"Five", réalisé par Igor Gotesman, s’inscrit dans la veine des comédies générationnelles à la française, avec une touche d’irrévérence et une énergie contagieuse. Le film suit une bande de cinq amis d’enfance qui décident de vivre ensemble en colocation à Paris, jusqu’à ce que les galères financières les rattrapent — notamment lorsque l’un d’eux se lance dans le trafic de drogue pour payer leur train de vie.
Ce qui fonctionne avant tout dans Five, c’est son rythme dynamique. L’histoire s’enchaîne sans temps mort, portée par une mise en scène nerveuse et une bande-son bien sentie.
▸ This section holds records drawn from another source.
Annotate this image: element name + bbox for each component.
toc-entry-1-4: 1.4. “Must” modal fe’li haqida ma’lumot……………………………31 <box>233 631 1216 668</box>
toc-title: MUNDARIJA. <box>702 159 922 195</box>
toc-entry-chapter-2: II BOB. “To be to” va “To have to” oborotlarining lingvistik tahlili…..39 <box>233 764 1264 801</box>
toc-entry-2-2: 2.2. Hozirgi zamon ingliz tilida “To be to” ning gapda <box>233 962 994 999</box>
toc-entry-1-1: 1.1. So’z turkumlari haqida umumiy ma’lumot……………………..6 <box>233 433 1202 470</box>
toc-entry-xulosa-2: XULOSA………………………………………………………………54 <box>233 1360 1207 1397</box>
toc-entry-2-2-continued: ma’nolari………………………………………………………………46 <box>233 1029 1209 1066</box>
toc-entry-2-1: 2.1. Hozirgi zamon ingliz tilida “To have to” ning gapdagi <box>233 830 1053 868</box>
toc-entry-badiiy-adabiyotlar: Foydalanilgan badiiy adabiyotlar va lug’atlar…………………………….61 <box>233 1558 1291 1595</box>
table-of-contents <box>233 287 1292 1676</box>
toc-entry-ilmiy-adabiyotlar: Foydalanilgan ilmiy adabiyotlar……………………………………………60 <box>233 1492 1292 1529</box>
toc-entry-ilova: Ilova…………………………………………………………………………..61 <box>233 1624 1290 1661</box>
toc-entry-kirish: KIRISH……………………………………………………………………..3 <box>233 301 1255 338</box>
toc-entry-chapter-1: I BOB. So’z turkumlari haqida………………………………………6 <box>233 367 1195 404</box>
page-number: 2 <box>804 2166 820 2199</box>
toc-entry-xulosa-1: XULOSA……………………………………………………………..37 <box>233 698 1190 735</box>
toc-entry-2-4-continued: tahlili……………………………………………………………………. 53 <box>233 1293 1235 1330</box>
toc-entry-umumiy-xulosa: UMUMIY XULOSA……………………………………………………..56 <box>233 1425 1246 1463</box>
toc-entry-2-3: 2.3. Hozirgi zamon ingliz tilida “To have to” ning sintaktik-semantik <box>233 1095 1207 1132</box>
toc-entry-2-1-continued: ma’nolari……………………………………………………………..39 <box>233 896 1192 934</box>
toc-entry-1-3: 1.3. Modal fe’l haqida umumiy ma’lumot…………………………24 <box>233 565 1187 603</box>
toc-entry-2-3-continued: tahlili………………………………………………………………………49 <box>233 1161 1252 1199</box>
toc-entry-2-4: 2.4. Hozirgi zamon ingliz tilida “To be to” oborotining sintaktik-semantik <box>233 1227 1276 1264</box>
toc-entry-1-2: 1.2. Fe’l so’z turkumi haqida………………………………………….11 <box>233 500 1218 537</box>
L’humour, souvent déjanté et parfois franchement sous la ceinture, fait mouche dans la plupart des cas, notamment grâce à des dialogues bien écrits et un sens du timing comique bien maîtrisé. On rit, souvent, et de bon cœur.
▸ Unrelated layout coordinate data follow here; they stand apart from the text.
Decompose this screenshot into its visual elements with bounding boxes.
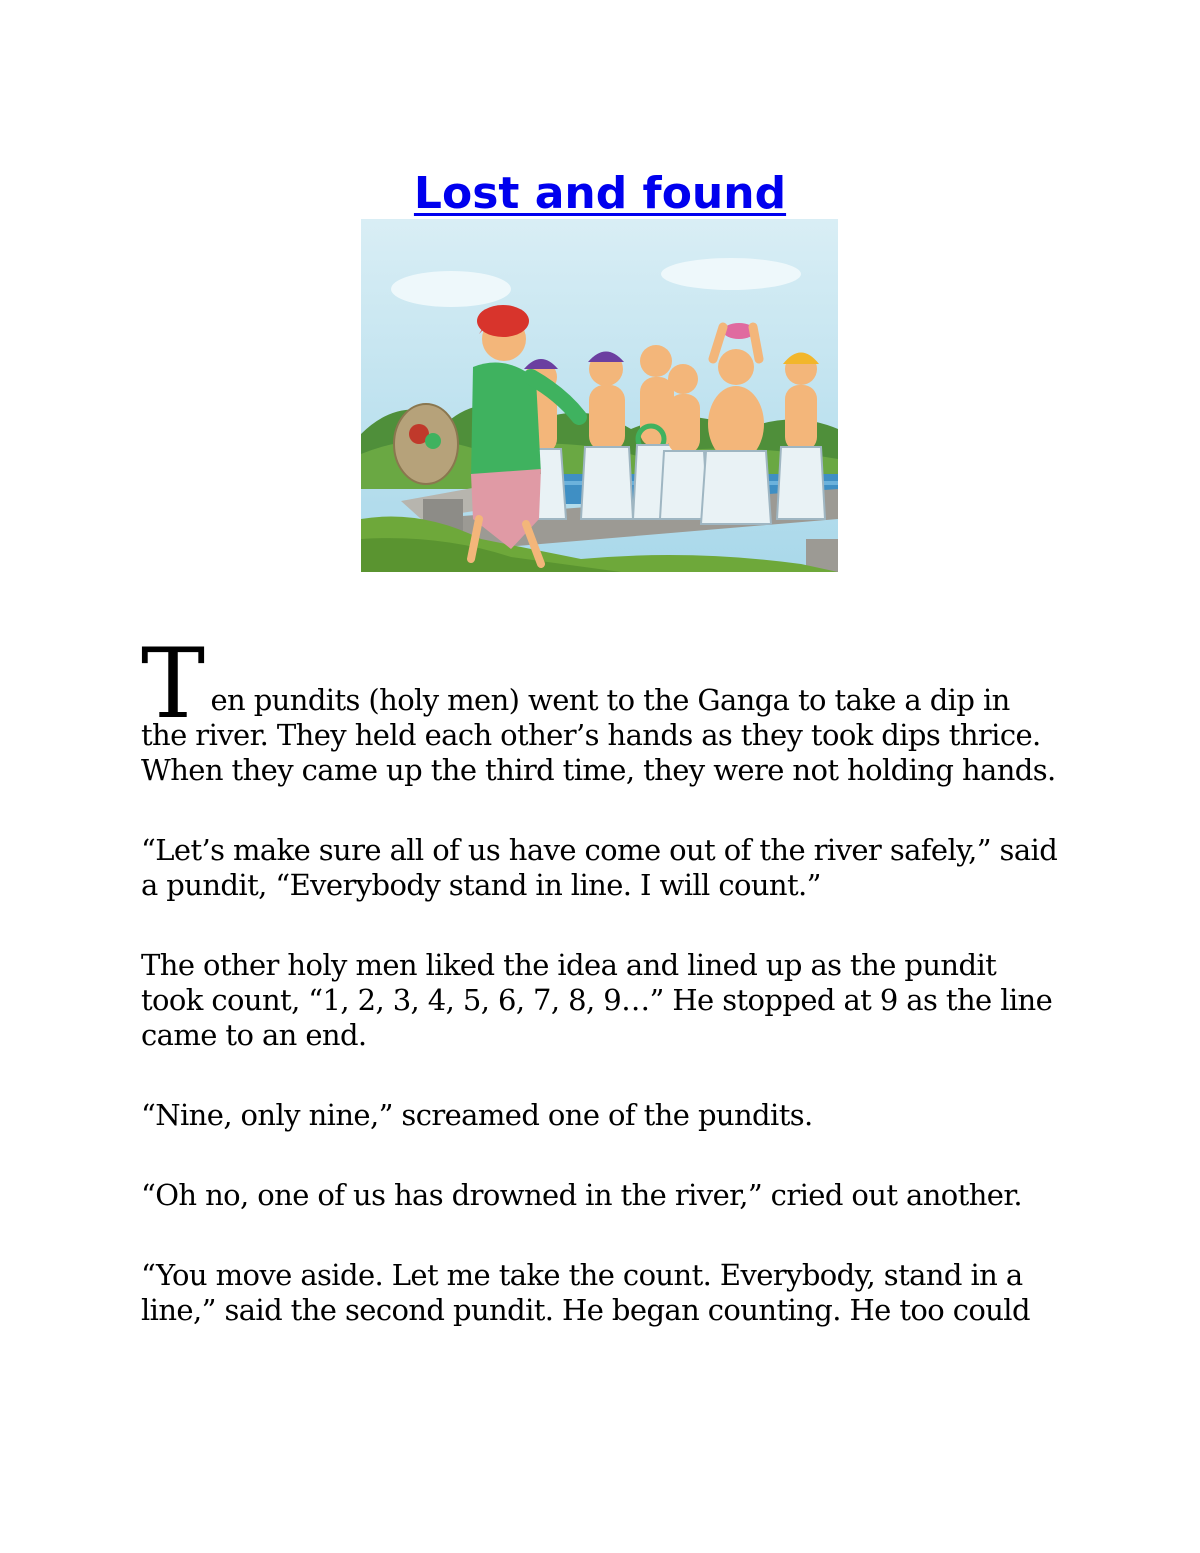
story-paragraph-3: The other holy men liked the idea and lined up as the pundit took count, “1, 2, 3, 4, 5, 6, 7, 8, 9…” He stopped at 9 as the line came to an end.: [141, 948, 1053, 1052]
story-paragraph-4: “Nine, only nine,” screamed one of the pundits.: [141, 1098, 813, 1132]
story-paragraph-2: “Let’s make sure all of us have come out of the river safely,” said a pundit, “Everybody stand in line. I will count.”: [141, 833, 1058, 902]
pundits-illustration: [361, 219, 838, 572]
document-title[interactable]: Lost and found: [413, 168, 787, 219]
story-paragraph-1: [141, 628, 1061, 788]
story-body: [141, 628, 1061, 1373]
paragraph-text: en pundits (holy men) went to the Ganga to take a dip in the river. They held each other’s hands as they took dips thrice. When they came up the third time, they were not holding hands.: [141, 683, 1056, 787]
story-paragraph-5: “Oh no, one of us has drowned in the river,” cried out another.: [141, 1178, 1023, 1212]
drop-cap: T: [141, 628, 205, 740]
story-paragraph-6: “You move aside. Let me take the count. Everybody, stand in a line,” said the second pundit. He began counting. He too could: [141, 1258, 1030, 1327]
Les personnages, bien que stéréotypés, parviennent à nous accrocher. La chimie du groupe opère, et l’on se surprend à s’attacher à cette bande de potes un peu paumés mais profondément solidaires. Pierre Niney, dans le rôle principal, est particulièrement convaincant, oscillant entre légèreté et moments plus touchants.
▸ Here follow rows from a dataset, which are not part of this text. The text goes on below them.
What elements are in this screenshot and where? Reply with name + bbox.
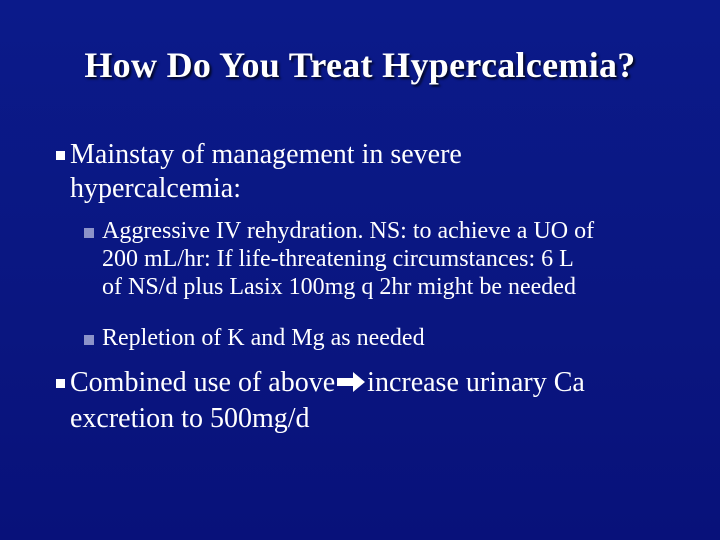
bullet-2-text-b: increase urinary Ca: [367, 367, 585, 398]
sub-bullet-1-line-1: Aggressive IV rehydration. NS: to achieve a UO of: [102, 218, 595, 244]
bullet-2-line-2: excretion to 500mg/d: [70, 402, 310, 434]
sub-bullet-1: [102, 217, 702, 301]
bullet-1-line-1: Mainstay of management in severe: [70, 139, 462, 170]
bullet-2-line-1: [70, 366, 700, 402]
slide-title: How Do You Treat Hypercalcemia?: [84, 45, 636, 85]
sub-bullet-2-line-1: Repletion of K and Mg as needed: [102, 325, 425, 351]
bullet-marker: [56, 151, 65, 160]
sub-bullet-marker: [84, 228, 94, 238]
bullet-marker: [56, 379, 65, 388]
bullet-2-text-a: Combined use of above: [70, 367, 336, 398]
bullet-2: [70, 366, 700, 436]
sub-bullet-1-line-3: of NS/d plus Lasix 100mg q 2hr might be needed: [102, 274, 576, 300]
right-arrow-icon: [336, 368, 366, 402]
sub-bullet-marker: [84, 335, 94, 345]
sub-bullet-1-line-2: 200 mL/hr: If life-threatening circumstances: 6 L: [102, 246, 574, 272]
sub-bullet-2: [102, 324, 702, 352]
bullet-1: [70, 138, 690, 206]
bullet-1-line-2: hypercalcemia:: [70, 173, 242, 204]
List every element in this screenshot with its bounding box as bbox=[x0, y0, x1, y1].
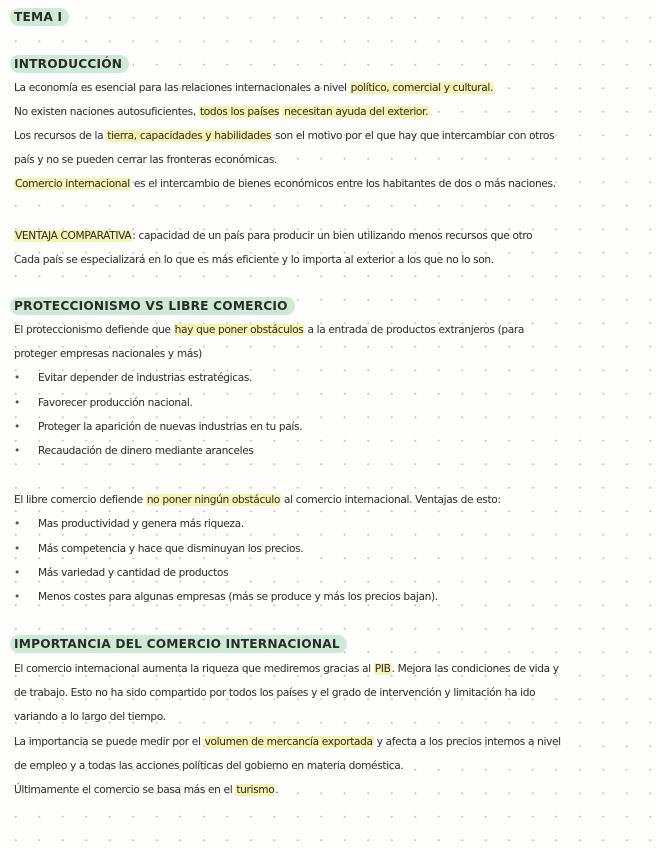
prot-bullet-2 bbox=[14, 395, 192, 411]
text: Más variedad y cantidad de productos bbox=[38, 567, 229, 579]
highlight: todos los países bbox=[199, 106, 280, 118]
intro-line-5 bbox=[14, 176, 556, 192]
prot-bullet-1 bbox=[14, 370, 252, 386]
text: son el motivo por el que hay que intercambiar con otros bbox=[272, 130, 555, 142]
prot-line-2: proteger empresas nacionales y más) bbox=[14, 348, 202, 360]
text: La economía es esencial para las relaciones internacionales a nivel bbox=[14, 82, 350, 94]
imp-line-2: de trabajo. Esto no ha sido compartido por todos los países y el grado de intervención y limitación ha ido bbox=[14, 687, 536, 699]
prot-bullet-3 bbox=[14, 419, 302, 435]
highlight: VENTAJA COMPARATIVA bbox=[15, 230, 132, 242]
text: El libre comercio defiende bbox=[14, 494, 146, 506]
prot-line-1 bbox=[14, 322, 524, 338]
bullet-dot: • bbox=[14, 543, 20, 555]
text: Evitar depender de industrias estratégicas. bbox=[38, 372, 253, 384]
intro-heading-label: INTRODUCCIÓN bbox=[10, 55, 129, 73]
imp-line-3: variando a lo largo del tiempo. bbox=[14, 711, 166, 723]
libre-bullet-4 bbox=[14, 589, 438, 605]
text: La importancia se puede medir por el bbox=[14, 736, 204, 748]
bullet-dot: • bbox=[14, 518, 20, 530]
text: Favorecer producción nacional. bbox=[38, 397, 193, 409]
intro-line-2 bbox=[14, 104, 429, 120]
imp-line-1 bbox=[14, 661, 559, 677]
intro-line-7: Cada país se especializará en lo que es más eficiente y lo importa al exterior a los que no lo son. bbox=[14, 254, 494, 266]
text: . bbox=[275, 784, 279, 796]
text: El comercio internacional aumenta la riqueza que mediremos gracias al bbox=[14, 663, 374, 675]
highlight: volumen de mercancía exportada bbox=[204, 736, 373, 748]
proteccionismo-heading-label: PROTECCIONISMO VS LIBRE COMERCIO bbox=[10, 297, 295, 315]
imp-line-4 bbox=[14, 734, 561, 750]
text: a la entrada de productos extranjeros (para bbox=[304, 324, 525, 336]
intro-line-3 bbox=[14, 128, 554, 144]
highlight: Comercio internacional bbox=[15, 178, 130, 190]
intro-heading bbox=[14, 56, 129, 72]
highlight: necesitan ayuda del exterior. bbox=[284, 106, 429, 118]
text: Mas productividad y genera más riqueza. bbox=[38, 518, 244, 530]
libre-line-1 bbox=[14, 492, 501, 508]
prot-bullet-4 bbox=[14, 443, 254, 459]
text: El proteccionismo defiende que bbox=[14, 324, 174, 336]
bullet-dot: • bbox=[14, 372, 20, 384]
text: Menos costes para algunas empresas (más se produce y más los precios bajan). bbox=[38, 591, 438, 603]
text: Recaudación de dinero mediante aranceles bbox=[38, 445, 254, 457]
text: es el intercambio de bienes económicos entre los habitantes de dos o más naciones. bbox=[130, 178, 556, 190]
text: Últimamente el comercio se basa más en el bbox=[14, 784, 236, 796]
highlight: hay que poner obstáculos bbox=[174, 324, 304, 336]
libre-bullet-3 bbox=[14, 565, 228, 581]
bullet-dot: • bbox=[14, 591, 20, 603]
text: Más competencia y hace que disminuyan los precios. bbox=[38, 543, 304, 555]
highlight: político, comercial y cultural. bbox=[350, 82, 494, 94]
intro-line-1 bbox=[14, 80, 494, 96]
bullet-dot: • bbox=[14, 397, 20, 409]
highlight: PIB bbox=[374, 663, 391, 675]
text: al comercio internacional. Ventajas de esto: bbox=[281, 494, 501, 506]
bullet-dot: • bbox=[14, 567, 20, 579]
highlight: turismo bbox=[236, 784, 275, 796]
text: . Mejora las condiciones de vida y bbox=[391, 663, 559, 675]
libre-bullet-2 bbox=[14, 541, 303, 557]
tema-title bbox=[14, 9, 69, 25]
highlight: tierra, capacidades y habilidades bbox=[107, 130, 272, 142]
importancia-heading-label: IMPORTANCIA DEL COMERCIO INTERNACIONAL bbox=[10, 635, 347, 653]
importancia-heading bbox=[14, 636, 347, 652]
libre-bullet-1 bbox=[14, 516, 244, 532]
bullet-dot: • bbox=[14, 445, 20, 457]
text: Los recursos de la bbox=[14, 130, 107, 142]
text: No existen naciones autosuficientes, bbox=[14, 106, 199, 118]
imp-line-5: de empleo y a todas las acciones políticas del gobierno en materia doméstica. bbox=[14, 760, 404, 772]
intro-line-6 bbox=[14, 228, 532, 244]
intro-line-4: país y no se pueden cerrar las fronteras económicas. bbox=[14, 154, 278, 166]
imp-line-6 bbox=[14, 782, 278, 798]
highlight: no poner ningún obstáculo bbox=[146, 494, 281, 506]
tema-label: TEMA I bbox=[10, 8, 69, 26]
bullet-dot: • bbox=[14, 421, 20, 433]
text: : capacidad de un país para producir un bien utilizando menos recursos que otro bbox=[132, 230, 533, 242]
proteccionismo-heading bbox=[14, 298, 295, 314]
text: y afecta a los precios internos a nivel bbox=[373, 736, 561, 748]
text: Proteger la aparición de nuevas industrias en tu país. bbox=[38, 421, 303, 433]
En résumé, Five est une comédie efficace, portée par un casting complice et un ton résolument décomplexé. Si l'on accepte ses excès et ses faiblesses narratives, on passe un bon moment, entre fous rires et nostalgie adolescente. Ce n’est pas un chef-d’œuvre, mais c’est un film attachant qui remplit honnêtement sa promesse : divertir.